LUKoil determined to go ahead with Yalama project as LUKArco wavers

Oct 03, 1999 02:00 AM

Rim Bagmanov, a spokesman for LUKArco, said that the U.S.-Russian joint venture would decide what to do with an offshore field in the Azerbaijani section of the Caspian Sea by the end of October.
Arco (Atlantic Richfield Co), the U.S. partner in the venture, announced late in September that it had decided not to go ahead with plans to let LUKArco develop the concession, known as D-222 or Yalama.
No reason has been given for Arco's pull-out. Representatives of LUKoil, the Russian partner in the LUKArco venture, have speculated that Arco was shying away from big overseas commitments ahead of a planned take-over by BP-Amoco. Bagmanov noted that LUKoil had taken over Arco's interest in the field, thereby raising its stake in Yalama to 60%.
Several days later, LUKoil's First Vice President Leonid Fedun told that his company was determined to go through with the project even though the field's complicated geological structure posed certain difficulties. Preliminary seismic results indicate that the geological structures of the field, which had never been explored before LUKArco signed its contract, are scattered and broken up. The joint venture finished a geophysical survey of the concession earlier in 1999, and the results were due to be announced this month.
Fedun said that Yalama might hold up to 6 billion barrels (about 820 million metric tons) of crude oil. He cautioned, however, that it was too early to tell how much of the oil might be recoverable and how much unreachable. Test drilling will give LUKoil experts a better idea of the field's potential, he said.
The State Oil Company of Azerbaijan (SOCAR) said when the contract was signed two years ago that Yalama might hold up to 100 million metric tons of oil. Most experts believe, however, that the field may contain somewhere between 50 and 70 million metric tons of oil and an unknown amount of gas. LUKArco managers had said last spring that the project might be abandoned if the concession held less than 70 million metric tons of crude.LUKoil representatives said later, though, that the project would go forward even though Yalama appeared to hold just 360 million barrels (about 49.3 million metric tons) of oil.
Yalama is located right at in the northern edge of Azerbaijan's part of the Caspian Sea, adjacent to oil-bearing deposits off the coast of the Russian republic of Dagestan. (LUKoil has been awarded rights to the Russian section.) This part of the Caspian is generally believed to be less resource-rich than other sectors -- particularly the central Caspian, which is home to most of the biggest deposits. Moreover, the area lacks infrastructure. Yalama is 50 km from shore and in places under 800 meters of water.

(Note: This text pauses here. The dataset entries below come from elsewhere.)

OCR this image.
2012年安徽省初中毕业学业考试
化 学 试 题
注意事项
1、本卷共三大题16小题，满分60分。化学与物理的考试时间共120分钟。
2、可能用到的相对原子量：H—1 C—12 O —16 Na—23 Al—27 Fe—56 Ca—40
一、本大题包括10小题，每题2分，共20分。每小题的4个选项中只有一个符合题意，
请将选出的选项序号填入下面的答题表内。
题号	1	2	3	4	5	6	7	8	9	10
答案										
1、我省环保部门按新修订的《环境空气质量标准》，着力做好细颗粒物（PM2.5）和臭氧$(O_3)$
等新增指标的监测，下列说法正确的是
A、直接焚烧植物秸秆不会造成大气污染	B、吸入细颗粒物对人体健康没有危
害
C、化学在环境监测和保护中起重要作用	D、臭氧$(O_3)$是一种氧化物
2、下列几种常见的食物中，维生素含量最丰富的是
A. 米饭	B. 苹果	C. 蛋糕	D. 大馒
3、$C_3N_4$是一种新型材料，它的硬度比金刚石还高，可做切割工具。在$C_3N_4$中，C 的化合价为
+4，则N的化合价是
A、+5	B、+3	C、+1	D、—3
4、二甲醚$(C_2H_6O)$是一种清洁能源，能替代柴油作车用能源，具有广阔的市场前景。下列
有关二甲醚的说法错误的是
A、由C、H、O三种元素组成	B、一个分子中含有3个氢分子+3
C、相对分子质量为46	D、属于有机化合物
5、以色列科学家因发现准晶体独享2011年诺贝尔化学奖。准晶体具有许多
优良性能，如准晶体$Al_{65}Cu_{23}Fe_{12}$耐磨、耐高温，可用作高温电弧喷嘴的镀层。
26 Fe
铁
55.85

There are few pipelines nearby, and the field is 250 km away from the storage and transport facilities in Baku that are being used by other foreign consortia.

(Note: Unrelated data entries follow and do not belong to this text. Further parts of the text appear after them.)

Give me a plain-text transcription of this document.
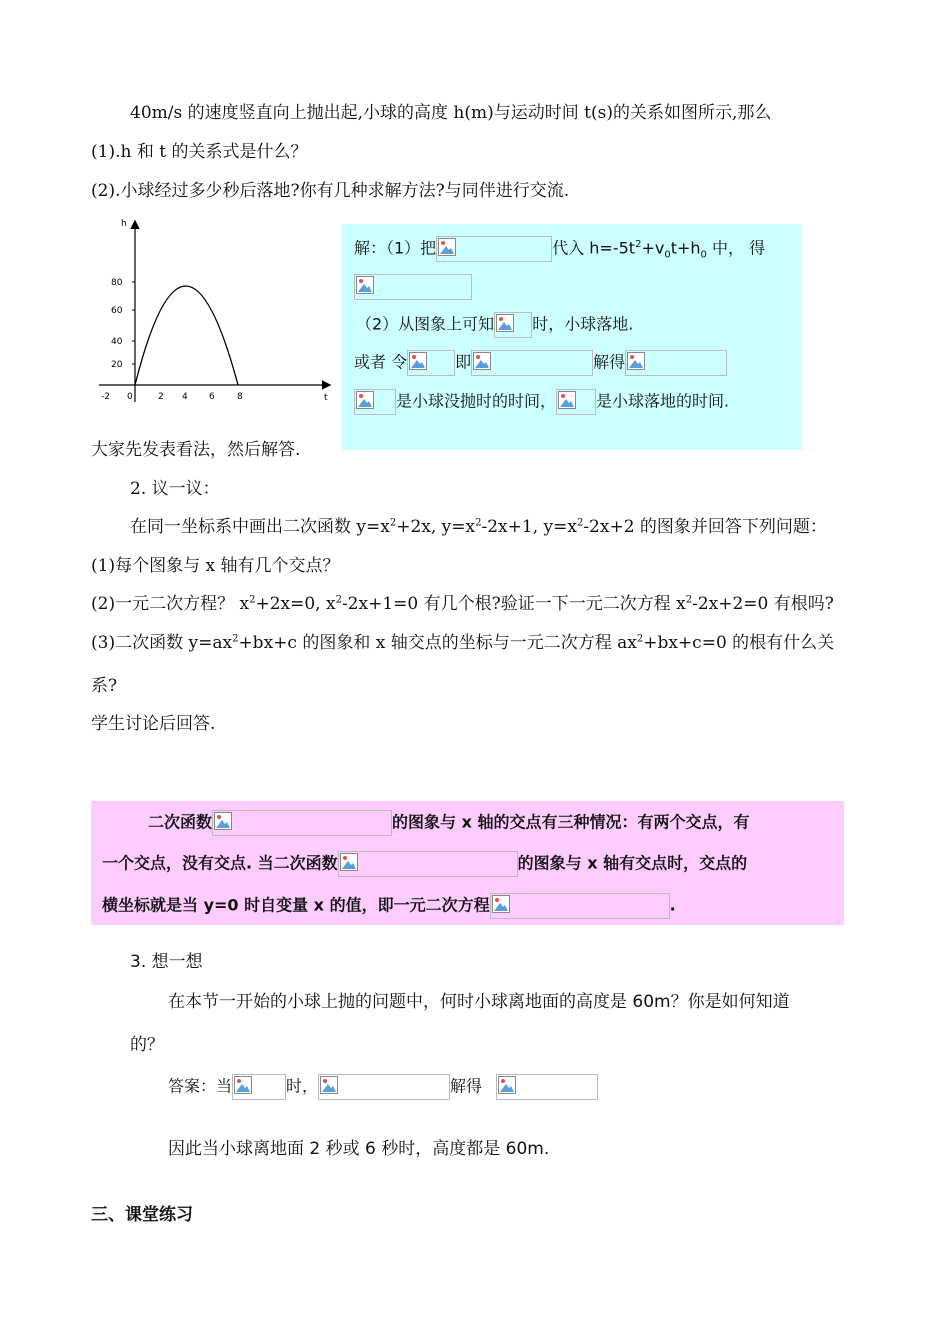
40m/s 的速度竖直向上抛出起,小球的高度 h(m)与运动时间 t(s)的关系如图所示,那么
(1).h 和 t 的关系式是什么？
(2).小球经过多少秒后落地?你有几种求解方法?与同伴进行交流.
h
t
80
60
40
20
-2 0	2 4 6 8
解：（1）把	代入 $h=-5t^2+v_0t+h_0$ 中， 得
（2）从图象上可知 时，小球落地.
或者 令	即	解得
是小球没抛时的时间，	是小球落地的时间.
大家先发表看法，然后解答.
2. 议一议：
在同一坐标系中画出二次函数 $y=x^2+2x$, $y=x^2-2x+1$, $y=x^2-2x+2$ 的图象并回答下列问题：
(1)每个图象与 x 轴有几个交点？
(2)一元二次方程？ $x^2+2x=0$, $x^2-2x+1=0$ 有几个根?验证一下一元二次方程 $x^2-2x+2=0$ 有根吗?
(3)二次函数 $y=ax^2+bx+c$ 的图象和 x 轴交点的坐标与一元二次方程 $ax^2+bx+c=0$ 的根有什么关
系?
学生讨论后回答.
二次函数	的图象与 x 轴的交点有三种情况：有两个交点，有
一个交点，没有交点. 当二次函数	的图象与 x 轴有交点时，交点的
横坐标就是当 y=0 时自变量 x 的值，即一元二次方程	.
3. 想一想
在本节一开始的小球上抛的问题中，何时小球离地面的高度是 60m？你是如何知道
的？
答案：当	时，	解得
因此当小球离地面 2 秒或 6 秒时，高度都是 60m.
三、课堂练习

The 25-year contract for Yalama was signed by the State Oil Company of Azerbaijan (SOCAR) and LUKoil in the fall of 1997. LUKoil took a 60% interest in the project, and SOCAR retained 40%. (The Russian company filed documents in 1998 naming LUKArco as operator of the field.) LUKoil and SOCAR experts said at the time of the signing that the project might require investments of $ 2.5 billion.